By digoal
It is critical for businesses to maintain databases accurately. If there are a set of read-only nodes in a cluster with an HA architecture based on streaming replication, it is crucial to determine whether these read-only nodes can be in sync with the new primary node after primary/standby switchover occurs in the HA cluster.

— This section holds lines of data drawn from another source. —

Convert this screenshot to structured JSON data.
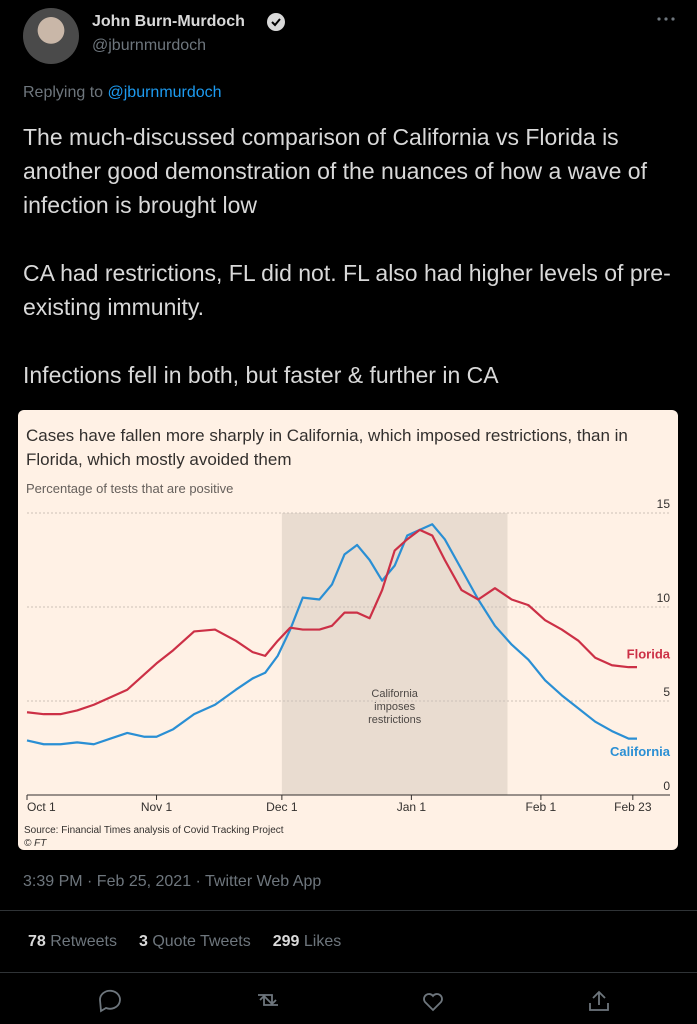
{
  "tweet": {
    "name": "John Burn-Murdoch",
    "handle": "@jburnmurdoch",
    "reply_prefix": "Replying to",
    "reply_to": "@jburnmurdoch",
    "paragraphs": [
      "The much-discussed comparison of California vs Florida is another good demonstration of the nuances of how a wave of infection is brought low",
      "CA had restrictions, FL did not. FL also had higher levels of pre-existing immunity.",
      "Infections fell in both, but faster & further in CA"
    ],
    "timestamp": "3:39 PM · Feb 25, 2021 · Twitter Web App",
    "stats": [
      {
        "count": "78",
        "label": "Retweets"
      },
      {
        "count": "3",
        "label": "Quote Tweets"
      },
      {
        "count": "299",
        "label": "Likes"
      }
    ]
  },
  "chart_data": {
    "type": "line",
    "title": "Cases have fallen more sharply in California, which imposed restrictions, than in Florida, which mostly avoided them",
    "subtitle": "Percentage of tests that are positive",
    "source": "Source: Financial Times analysis of Covid Tracking Project",
    "credit": "© FT",
    "annotation": {
      "text": "California imposes restrictions",
      "span": [
        61,
        115
      ],
      "color": "#e9dcd0"
    },
    "x": [
      0,
      4,
      8,
      12,
      16,
      20,
      24,
      28,
      31,
      35,
      40,
      45,
      50,
      54,
      57,
      60,
      63,
      66,
      70,
      73,
      76,
      79,
      82,
      85,
      88,
      91,
      94,
      97,
      100,
      104,
      108,
      112,
      116,
      120,
      124,
      128,
      132,
      136,
      140,
      144,
      146
    ],
    "xlim": [
      0,
      146
    ],
    "xticks": [
      {
        "value": 0,
        "label": "Oct 1"
      },
      {
        "value": 31,
        "label": "Nov 1"
      },
      {
        "value": 61,
        "label": "Dec 1"
      },
      {
        "value": 92,
        "label": "Jan 1"
      },
      {
        "value": 123,
        "label": "Feb 1"
      },
      {
        "value": 145,
        "label": "Feb 23"
      }
    ],
    "ylim": [
      0,
      15
    ],
    "yticks": [
      0,
      5,
      10,
      15
    ],
    "grid": true,
    "series": [
      {
        "name": "California",
        "color": "#2a8fd4",
        "values": [
          2.9,
          2.7,
          2.7,
          2.8,
          2.7,
          3.0,
          3.3,
          3.1,
          3.1,
          3.5,
          4.3,
          4.8,
          5.6,
          6.2,
          6.5,
          7.4,
          8.8,
          10.5,
          10.4,
          11.2,
          12.8,
          13.3,
          12.5,
          11.4,
          12.2,
          13.8,
          14.1,
          14.4,
          13.6,
          12.0,
          10.4,
          9.0,
          8.0,
          7.2,
          6.1,
          5.3,
          4.6,
          3.9,
          3.4,
          3.0,
          3.0
        ]
      },
      {
        "name": "Florida",
        "color": "#cc3046",
        "values": [
          4.4,
          4.3,
          4.3,
          4.5,
          4.8,
          5.2,
          5.6,
          6.4,
          7.0,
          7.7,
          8.7,
          8.8,
          8.2,
          7.6,
          7.4,
          8.2,
          8.9,
          8.8,
          8.8,
          9.0,
          9.7,
          9.7,
          9.4,
          10.9,
          13.0,
          13.6,
          14.1,
          13.8,
          12.5,
          10.9,
          10.4,
          11.0,
          10.4,
          10.1,
          9.3,
          8.8,
          8.2,
          7.3,
          6.9,
          6.8,
          6.8
        ]
      }
    ]
  }
}
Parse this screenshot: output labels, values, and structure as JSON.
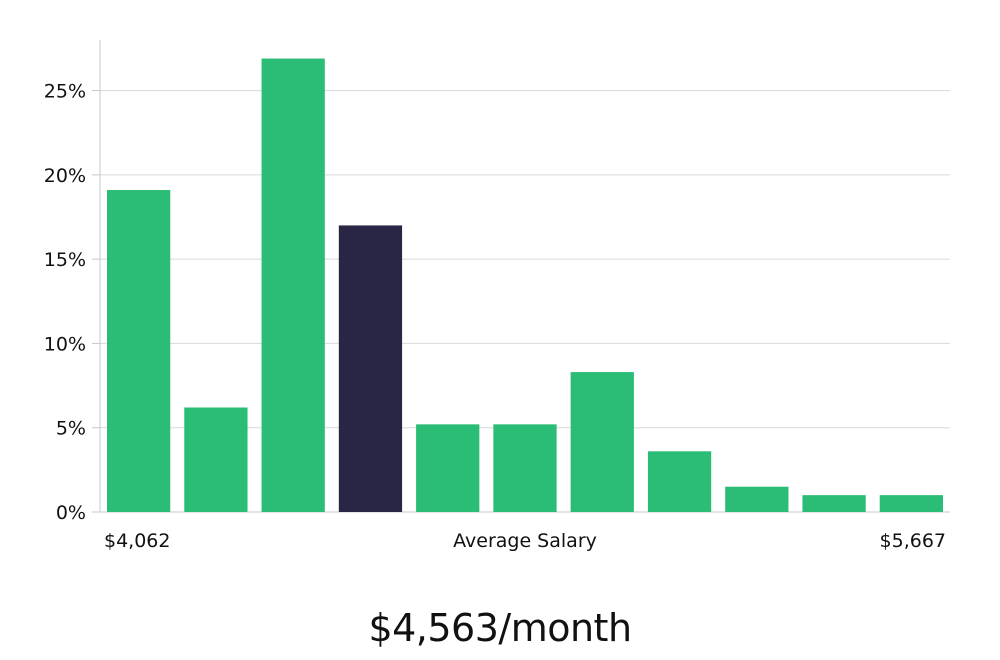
{
  "chart_data": {
    "type": "bar",
    "bins": 11,
    "values": [
      19.1,
      6.2,
      26.9,
      17.0,
      5.2,
      5.2,
      8.3,
      3.6,
      1.5,
      1.0,
      1.0
    ],
    "highlight_index": 3,
    "ylim": [
      0,
      28
    ],
    "yticks": [
      0,
      5,
      10,
      15,
      20,
      25
    ],
    "ytick_labels": [
      "0%",
      "5%",
      "10%",
      "15%",
      "20%",
      "25%"
    ],
    "x_min_label": "$4,062",
    "x_max_label": "$5,667",
    "xlabel": "Average Salary",
    "grid": true,
    "colors": {
      "bar": "#2bbd75",
      "highlight": "#282545",
      "grid": "#d9d9d9",
      "axis": "#c8c8c8",
      "text": "#111111"
    }
  },
  "salary_label": "$4,563/month"
}
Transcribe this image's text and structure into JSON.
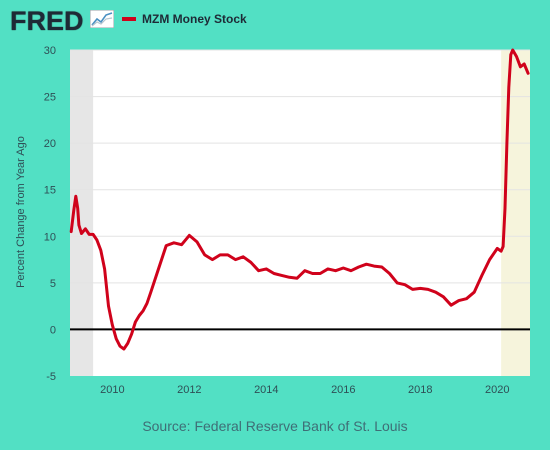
{
  "brand": {
    "logo_text": "FRED",
    "logo_icon": "chart-line-icon"
  },
  "legend": {
    "label": "MZM Money Stock",
    "color": "#d0021b"
  },
  "source": "Source: Federal Reserve Bank of St. Louis",
  "chart_data": {
    "type": "line",
    "title": "",
    "xlabel": "",
    "ylabel": "Percent Change from Year Ago",
    "xlim": [
      2008.9,
      2020.85
    ],
    "ylim": [
      -5,
      30
    ],
    "y_ticks": [
      -5,
      0,
      5,
      10,
      15,
      20,
      25,
      30
    ],
    "x_ticks": [
      2010,
      2012,
      2014,
      2016,
      2018,
      2020
    ],
    "grid": true,
    "recessions": [
      [
        2008.9,
        2009.5
      ],
      [
        2020.1,
        2020.85
      ]
    ],
    "recession_colors": [
      "#e6e6e6",
      "#f6f4dc"
    ],
    "zero_line": true,
    "series": [
      {
        "name": "MZM Money Stock",
        "color": "#d0021b",
        "x": [
          2008.93,
          2009.0,
          2009.05,
          2009.1,
          2009.13,
          2009.2,
          2009.3,
          2009.4,
          2009.5,
          2009.6,
          2009.7,
          2009.8,
          2009.9,
          2010.0,
          2010.1,
          2010.2,
          2010.3,
          2010.4,
          2010.5,
          2010.6,
          2010.7,
          2010.8,
          2010.9,
          2011.0,
          2011.2,
          2011.4,
          2011.6,
          2011.8,
          2012.0,
          2012.2,
          2012.4,
          2012.6,
          2012.8,
          2013.0,
          2013.2,
          2013.4,
          2013.6,
          2013.8,
          2014.0,
          2014.2,
          2014.4,
          2014.6,
          2014.8,
          2015.0,
          2015.2,
          2015.4,
          2015.6,
          2015.8,
          2016.0,
          2016.2,
          2016.4,
          2016.6,
          2016.8,
          2017.0,
          2017.2,
          2017.4,
          2017.6,
          2017.8,
          2018.0,
          2018.2,
          2018.4,
          2018.6,
          2018.8,
          2019.0,
          2019.2,
          2019.4,
          2019.6,
          2019.8,
          2020.0,
          2020.1,
          2020.15,
          2020.2,
          2020.25,
          2020.3,
          2020.35,
          2020.4,
          2020.5,
          2020.6,
          2020.7,
          2020.8
        ],
        "values": [
          10.5,
          12.8,
          14.3,
          13.0,
          11.2,
          10.3,
          10.8,
          10.2,
          10.2,
          9.6,
          8.5,
          6.5,
          2.5,
          0.5,
          -1.0,
          -1.8,
          -2.1,
          -1.5,
          -0.5,
          0.8,
          1.5,
          2.0,
          2.8,
          4.0,
          6.5,
          9.0,
          9.3,
          9.1,
          10.1,
          9.4,
          8.0,
          7.5,
          8.0,
          8.0,
          7.5,
          7.8,
          7.2,
          6.3,
          6.5,
          6.0,
          5.8,
          5.6,
          5.5,
          6.3,
          6.0,
          6.0,
          6.5,
          6.3,
          6.6,
          6.3,
          6.7,
          7.0,
          6.8,
          6.7,
          6.0,
          5.0,
          4.8,
          4.3,
          4.4,
          4.3,
          4.0,
          3.5,
          2.6,
          3.1,
          3.3,
          4.0,
          5.8,
          7.5,
          8.7,
          8.4,
          8.9,
          13.0,
          20.0,
          26.0,
          29.5,
          30.0,
          29.3,
          28.2,
          28.5,
          27.5
        ]
      }
    ]
  }
}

In the primary/standby database mode based on streaming replication, both the primary and the standby databases can archive WAL logs. If you use asynchronous replication, there may be some differences on WAL logs between the primary and standby databases. If the standby database becomes the primary database, a new timeline is enabled.
This implies that not all the WAL logs on the old timeline are synchronized to the new timeline, and the archiving is also different.
So, how to configure the point-in-time recovery (PITR) to keep up with the new timeline?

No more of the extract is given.